Die Caritas Euskirchen plant weitere Maßnahmen dieser Art. „Wir haben jetzt mit einer Schulung für Menschen aus dem arabischen Raum angefangen. Weitere Angebote für Geflüchtete aus anderen Herkunftsländern sind fest geplant“, berichtet Müller-Gewiss. Dieses Vorgehen sei aus rein praktischen Gründen notwendig. „Wir wollten vermeiden, mit mehreren Dolmetschern parallel arbeiten zu müssen.“ Auch ein Angebot speziell für Frauen sei in Vorbereitung.

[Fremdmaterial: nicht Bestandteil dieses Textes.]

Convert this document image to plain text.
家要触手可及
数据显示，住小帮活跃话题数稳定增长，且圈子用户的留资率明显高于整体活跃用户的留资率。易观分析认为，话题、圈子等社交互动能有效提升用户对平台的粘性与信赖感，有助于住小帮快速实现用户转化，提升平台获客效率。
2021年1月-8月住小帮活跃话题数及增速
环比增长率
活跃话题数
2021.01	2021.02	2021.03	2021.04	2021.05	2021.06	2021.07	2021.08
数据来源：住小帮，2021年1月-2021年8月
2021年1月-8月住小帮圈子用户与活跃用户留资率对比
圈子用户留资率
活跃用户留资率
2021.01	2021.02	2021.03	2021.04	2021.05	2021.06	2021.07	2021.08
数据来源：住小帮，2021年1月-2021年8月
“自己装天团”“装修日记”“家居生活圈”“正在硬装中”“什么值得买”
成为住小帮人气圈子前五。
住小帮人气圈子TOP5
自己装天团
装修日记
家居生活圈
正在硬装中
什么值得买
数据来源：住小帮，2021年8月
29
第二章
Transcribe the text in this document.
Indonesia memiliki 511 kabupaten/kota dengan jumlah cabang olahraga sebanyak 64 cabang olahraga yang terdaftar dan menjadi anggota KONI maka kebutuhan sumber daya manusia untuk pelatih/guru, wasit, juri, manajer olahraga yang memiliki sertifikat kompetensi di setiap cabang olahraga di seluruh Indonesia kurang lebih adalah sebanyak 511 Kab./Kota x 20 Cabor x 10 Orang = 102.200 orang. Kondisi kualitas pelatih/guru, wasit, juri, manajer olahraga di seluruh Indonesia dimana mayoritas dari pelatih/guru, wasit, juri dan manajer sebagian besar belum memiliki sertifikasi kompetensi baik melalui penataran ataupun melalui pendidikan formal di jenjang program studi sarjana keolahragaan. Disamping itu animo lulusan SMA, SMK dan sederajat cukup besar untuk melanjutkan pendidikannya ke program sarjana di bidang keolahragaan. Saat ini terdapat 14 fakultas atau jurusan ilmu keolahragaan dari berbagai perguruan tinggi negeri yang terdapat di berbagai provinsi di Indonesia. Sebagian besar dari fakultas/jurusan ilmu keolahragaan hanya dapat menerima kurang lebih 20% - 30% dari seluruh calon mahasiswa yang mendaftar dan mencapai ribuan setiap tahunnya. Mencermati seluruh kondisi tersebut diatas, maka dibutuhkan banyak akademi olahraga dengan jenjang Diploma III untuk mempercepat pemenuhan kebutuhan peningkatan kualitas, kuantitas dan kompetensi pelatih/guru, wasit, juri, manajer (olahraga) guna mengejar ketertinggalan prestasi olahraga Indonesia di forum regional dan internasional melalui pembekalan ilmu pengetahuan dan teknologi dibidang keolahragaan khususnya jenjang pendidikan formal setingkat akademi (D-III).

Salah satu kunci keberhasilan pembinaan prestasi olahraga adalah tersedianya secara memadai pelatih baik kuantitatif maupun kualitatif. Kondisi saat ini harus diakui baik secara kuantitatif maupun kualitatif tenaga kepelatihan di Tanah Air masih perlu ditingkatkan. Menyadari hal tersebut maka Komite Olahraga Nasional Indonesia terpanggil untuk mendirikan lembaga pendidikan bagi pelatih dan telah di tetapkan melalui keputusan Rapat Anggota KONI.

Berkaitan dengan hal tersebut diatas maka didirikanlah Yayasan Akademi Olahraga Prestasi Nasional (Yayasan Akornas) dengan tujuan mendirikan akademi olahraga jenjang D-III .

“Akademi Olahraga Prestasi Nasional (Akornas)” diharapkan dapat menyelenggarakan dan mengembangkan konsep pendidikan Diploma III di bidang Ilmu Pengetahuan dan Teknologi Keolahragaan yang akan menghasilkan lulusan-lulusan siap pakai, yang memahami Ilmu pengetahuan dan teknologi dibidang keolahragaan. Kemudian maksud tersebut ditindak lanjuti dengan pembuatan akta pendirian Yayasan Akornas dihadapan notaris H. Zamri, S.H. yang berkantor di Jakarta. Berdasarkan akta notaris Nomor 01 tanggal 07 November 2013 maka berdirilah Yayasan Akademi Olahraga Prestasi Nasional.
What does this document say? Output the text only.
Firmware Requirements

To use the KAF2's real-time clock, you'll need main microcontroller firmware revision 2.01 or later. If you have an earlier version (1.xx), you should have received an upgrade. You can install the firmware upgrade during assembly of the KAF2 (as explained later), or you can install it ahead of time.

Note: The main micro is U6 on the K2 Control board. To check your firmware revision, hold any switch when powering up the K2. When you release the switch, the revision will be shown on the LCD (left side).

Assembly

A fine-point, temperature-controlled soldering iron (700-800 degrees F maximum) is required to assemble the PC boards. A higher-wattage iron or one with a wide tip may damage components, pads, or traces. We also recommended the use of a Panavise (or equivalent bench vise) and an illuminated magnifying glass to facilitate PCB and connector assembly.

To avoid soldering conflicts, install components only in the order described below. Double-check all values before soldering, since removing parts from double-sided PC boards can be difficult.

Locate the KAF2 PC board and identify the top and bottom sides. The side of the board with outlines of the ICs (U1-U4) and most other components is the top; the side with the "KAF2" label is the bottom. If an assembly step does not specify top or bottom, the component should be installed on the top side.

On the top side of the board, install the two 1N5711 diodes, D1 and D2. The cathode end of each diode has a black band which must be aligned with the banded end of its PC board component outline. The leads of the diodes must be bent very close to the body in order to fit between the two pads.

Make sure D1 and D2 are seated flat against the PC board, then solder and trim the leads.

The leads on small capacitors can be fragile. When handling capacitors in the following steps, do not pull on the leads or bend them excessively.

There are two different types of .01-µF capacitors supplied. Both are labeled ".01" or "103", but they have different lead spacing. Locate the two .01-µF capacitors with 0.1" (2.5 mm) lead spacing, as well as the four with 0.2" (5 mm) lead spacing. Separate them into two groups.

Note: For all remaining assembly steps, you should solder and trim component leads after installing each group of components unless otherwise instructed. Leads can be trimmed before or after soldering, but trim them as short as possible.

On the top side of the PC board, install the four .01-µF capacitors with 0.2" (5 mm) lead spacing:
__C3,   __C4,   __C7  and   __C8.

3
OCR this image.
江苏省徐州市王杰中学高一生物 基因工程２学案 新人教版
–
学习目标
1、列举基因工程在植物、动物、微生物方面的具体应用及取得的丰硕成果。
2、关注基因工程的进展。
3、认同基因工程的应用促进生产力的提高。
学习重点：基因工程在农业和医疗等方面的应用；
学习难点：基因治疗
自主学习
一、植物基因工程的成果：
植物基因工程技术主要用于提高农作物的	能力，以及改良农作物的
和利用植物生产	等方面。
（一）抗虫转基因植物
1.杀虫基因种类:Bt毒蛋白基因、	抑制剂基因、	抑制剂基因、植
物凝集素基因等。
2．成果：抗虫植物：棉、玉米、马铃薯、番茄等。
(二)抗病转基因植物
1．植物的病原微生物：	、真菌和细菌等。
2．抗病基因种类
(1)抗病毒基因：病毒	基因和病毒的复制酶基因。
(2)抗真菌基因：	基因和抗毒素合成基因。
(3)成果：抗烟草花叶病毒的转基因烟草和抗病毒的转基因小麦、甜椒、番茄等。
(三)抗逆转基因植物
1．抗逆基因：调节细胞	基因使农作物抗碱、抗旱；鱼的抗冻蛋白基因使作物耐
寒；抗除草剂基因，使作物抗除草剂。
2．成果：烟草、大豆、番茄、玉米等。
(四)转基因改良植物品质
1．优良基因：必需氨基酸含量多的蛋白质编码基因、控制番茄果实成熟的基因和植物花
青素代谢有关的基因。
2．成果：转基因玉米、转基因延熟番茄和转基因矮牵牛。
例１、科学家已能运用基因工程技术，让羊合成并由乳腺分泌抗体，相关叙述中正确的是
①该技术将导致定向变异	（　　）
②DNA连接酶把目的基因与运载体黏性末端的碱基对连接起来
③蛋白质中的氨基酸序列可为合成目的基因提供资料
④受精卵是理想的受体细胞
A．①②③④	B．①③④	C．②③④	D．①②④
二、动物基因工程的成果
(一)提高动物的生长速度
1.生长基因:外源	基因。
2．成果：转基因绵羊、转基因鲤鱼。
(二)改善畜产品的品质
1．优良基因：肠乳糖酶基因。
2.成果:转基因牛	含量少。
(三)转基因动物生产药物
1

„Die Schulungen sind künftig verbindlich, wenn Geflüchtete Spendenräder von uns erhalten wollen. Wir wollen so einen Beitrag zur Verkehrssicherheit, sowohl für die Geflüchteten, als auch für die anderen Verkehrsteilnehmer, leisten“, betont Müller-Gewiss.

Zum Abschluss erhalten alle eine Urkunde über das erfolgreich absolvierte Verkehrssicherheitstraining. Außerdem erhält jeder Teilnehmer von Janssen eine TÜV-Plakette. Sie zeigt, dass sein Rad verkehrssicher ist. „Das gibt uns die Möglichkeit, mit einem Blick zu sehen, dass dieses Rad von uns stammt“, so Eickhoff. Als nächstes Projekt hat er sich zusammen mit den anderen Ehrenamtlichen und der Caritas vorgenommen, Geflüchtete soweit zu qualifizieren, dass sie ehrenamtlich als Anleiter in der Fahrradbude tätig werden können. (eB/epa)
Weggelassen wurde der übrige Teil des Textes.